[Tutor] A regular expression problem

Sun Nov 28 18:03:07 CET 2010

<snip intro>

> Here's what I do. This was just a first attempt to get strings
> starting with a non alpha-numeric symbol. If this had worked, I would
> have continued to build the regular expression to get words with non
> alpha-numeric symbols in the middle and in the end. Alas, even this
> first attempt didn't work.
> 
> ---------
> with open('output_tokens.txt', 'a') as out_tokens:
>    with open('text.txt', 'r') as in_tokens:
>        t = RegexpTokenizer('[^a-zA-Z\s0-9]+\w+\S')
>        output = t.tokenize(in_tokens.read())
>        for item in output:
>            out_tokens.write(" %s" % (item))
> 
> --------
> 
> What puzzles me is that I get some results that don't make much sense
> given the regular expression. Here's some excerpt from the text I'm
> processing:
> 
> ---------------
> "<filename=B-05-Libro_Oersino__14-214-2.txt>
> 
> %Pág. 87
> &L-[LIBRO VII. DE OÉRSINO]&L+ &//
> §Comeza el ·VII· libro, que es de Oérsino las bístias. &//
> §Canto Félix ha tomado prenda del phisoloffo, el […] ·II· hómnes, e ellos"
> ----------------
> 
> 
> Here's the relevant part of the output file ('output_tokens.txt'):
> 
> ----------
> " <filename= -05- _Oersino__14- -2. %Pág. &L- [LLIBRO ÉRSINO] &L+
> §Comenza ·VII· ístias. §Canto élix ·II· ómnes"
> -----------
> 
> If you notice, there are some words that have an accented character
> that get treated in a strange way: all the characters that don't have
> a tilde get deleted and the accented character behaves as if it were a
> non alpha-numeric symbol.
> 
> What is going on?
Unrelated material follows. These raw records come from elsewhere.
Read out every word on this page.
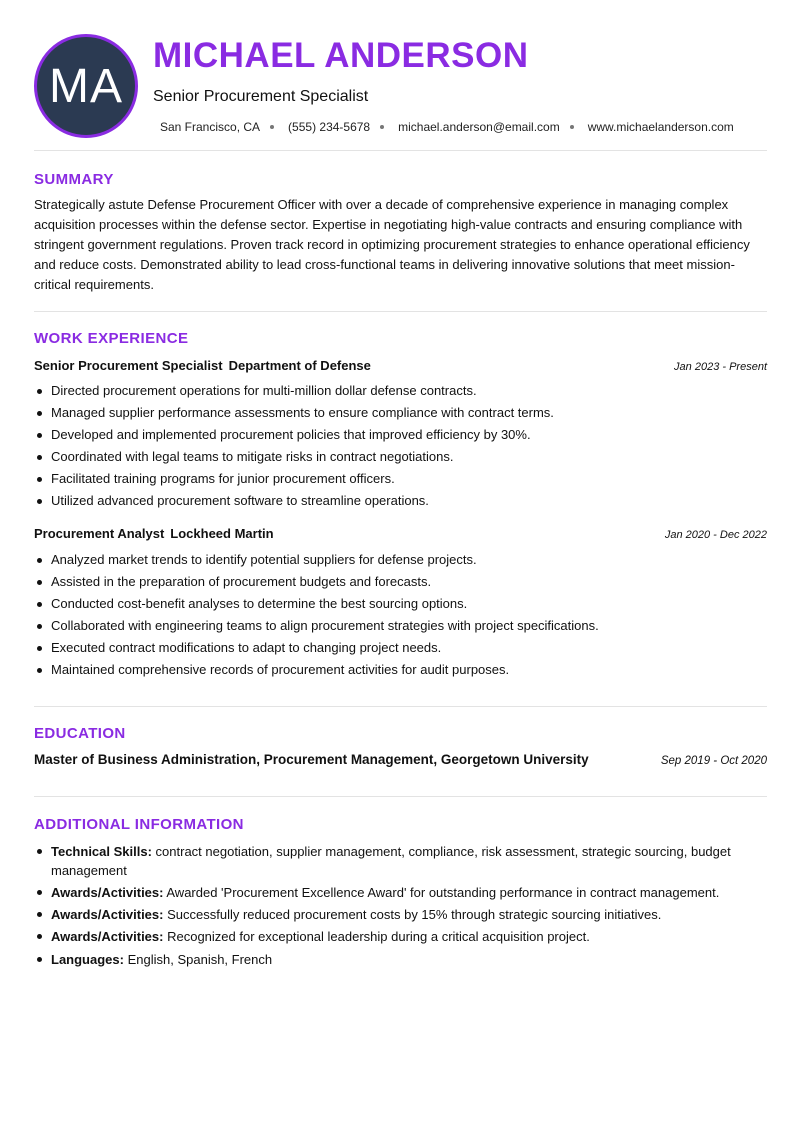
MA
MICHAEL ANDERSON
Senior Procurement Specialist
San Francisco, CA (555) 234-5678 michael.anderson@email.com www.michaelanderson.com
SUMMARY

Strategically astute Defense Procurement Officer with over a decade of comprehensive experience in managing complex acquisition processes within the defense sector. Expertise in negotiating high-value contracts and ensuring compliance with stringent government regulations. Proven track record in optimizing procurement strategies to enhance operational efficiency and reduce costs. Demonstrated ability to lead cross-functional teams in delivering innovative solutions that meet mission-critical requirements.

WORK EXPERIENCE
Senior Procurement Specialist Department of Defense	Jan 2023 - Present
Directed procurement operations for multi-million dollar defense contracts.
Managed supplier performance assessments to ensure compliance with contract terms.
Developed and implemented procurement policies that improved efficiency by 30%.
Coordinated with legal teams to mitigate risks in contract negotiations.
Facilitated training programs for junior procurement officers.
Utilized advanced procurement software to streamline operations.
Procurement Analyst Lockheed Martin	Jan 2020 - Dec 2022
Analyzed market trends to identify potential suppliers for defense projects.
Assisted in the preparation of procurement budgets and forecasts.
Conducted cost-benefit analyses to determine the best sourcing options.
Collaborated with engineering teams to align procurement strategies with project specifications.
Executed contract modifications to adapt to changing project needs.
Maintained comprehensive records of procurement activities for audit purposes.
EDUCATION
Master of Business Administration, Procurement Management, Georgetown University	Sep 2019 - Oct 2020
ADDITIONAL INFORMATION
Technical Skills: contract negotiation, supplier management, compliance, risk assessment, strategic sourcing, budget management
Awards/Activities: Awarded 'Procurement Excellence Award' for outstanding performance in contract management.
Awards/Activities: Successfully reduced procurement costs by 15% through strategic sourcing initiatives.
Awards/Activities: Recognized for exceptional leadership during a critical acquisition project.
Languages: English, Spanish, French
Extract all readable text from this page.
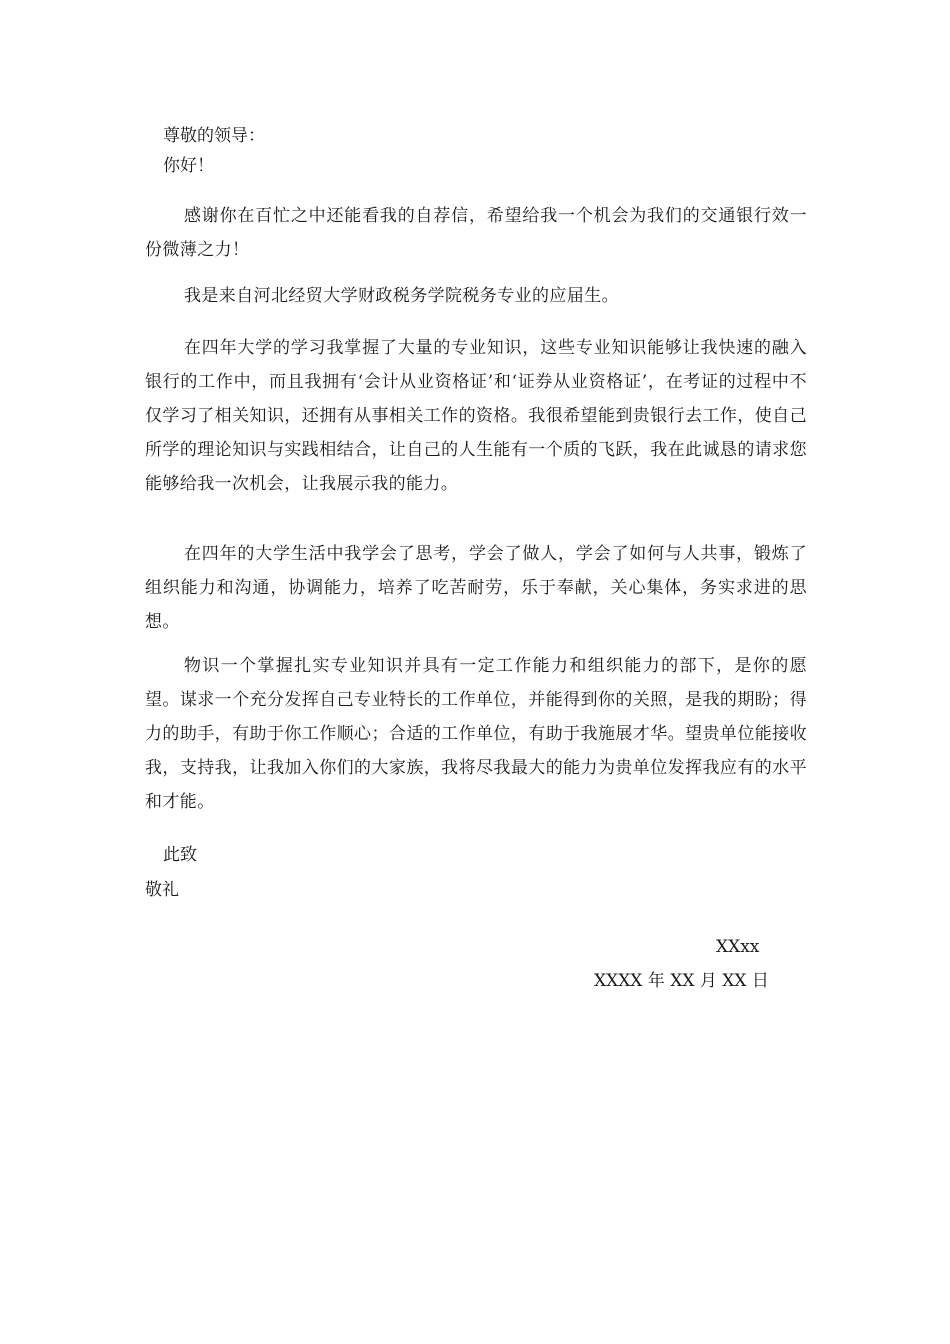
尊敬的领导：

你好！

感谢你在百忙之中还能看我的自荐信，希望给我一个机会为我们的交通银行效一份微薄之力！

我是来自河北经贸大学财政税务学院税务专业的应届生。

在四年大学的学习我掌握了大量的专业知识，这些专业知识能够让我快速的融入银行的工作中，而且我拥有‘会计从业资格证’和‘证券从业资格证’，在考证的过程中不仅学习了相关知识，还拥有从事相关工作的资格。我很希望能到贵银行去工作，使自己所学的理论知识与实践相结合，让自己的人生能有一个质的飞跃，我在此诚恳的请求您能够给我一次机会，让我展示我的能力。

在四年的大学生活中我学会了思考，学会了做人，学会了如何与人共事，锻炼了组织能力和沟通，协调能力，培养了吃苦耐劳，乐于奉献，关心集体，务实求进的思想。

物识一个掌握扎实专业知识并具有一定工作能力和组织能力的部下，是你的愿望。谋求一个充分发挥自己专业特长的工作单位，并能得到你的关照，是我的期盼；得力的助手，有助于你工作顺心；合适的工作单位，有助于我施展才华。望贵单位能接收我，支持我，让我加入你们的大家族，我将尽我最大的能力为贵单位发挥我应有的水平和才能。

此致

敬礼

XXxx

XXXX 年 XX 月 XX 日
What am I doing wrong?

I don't know for sure, but I would hazard a guess that you didn't specify unicode for the regular expression: character classes like \w and \s are dependent on your LOCALE settings. 
A flag like re.UNICODE could help, but I don't know if Regexptokenizer accepts that.
It would also appear that you could get a long way with the builtin re.split function, and supply the flag inside that function; no need then or Regexptokenizer. Your tokenizer just appears to split on the tokens you specify.

Lastly, an output convenience:
    output.write(' '.join(list(output)))
instead of the for-loop.
(I'm casting output to a list here, since I don't know whether output is a list or an iterator.)

Let us know how if UNICODE (or other LOCALE settings) can solve your problem.

Cheers,

  Evert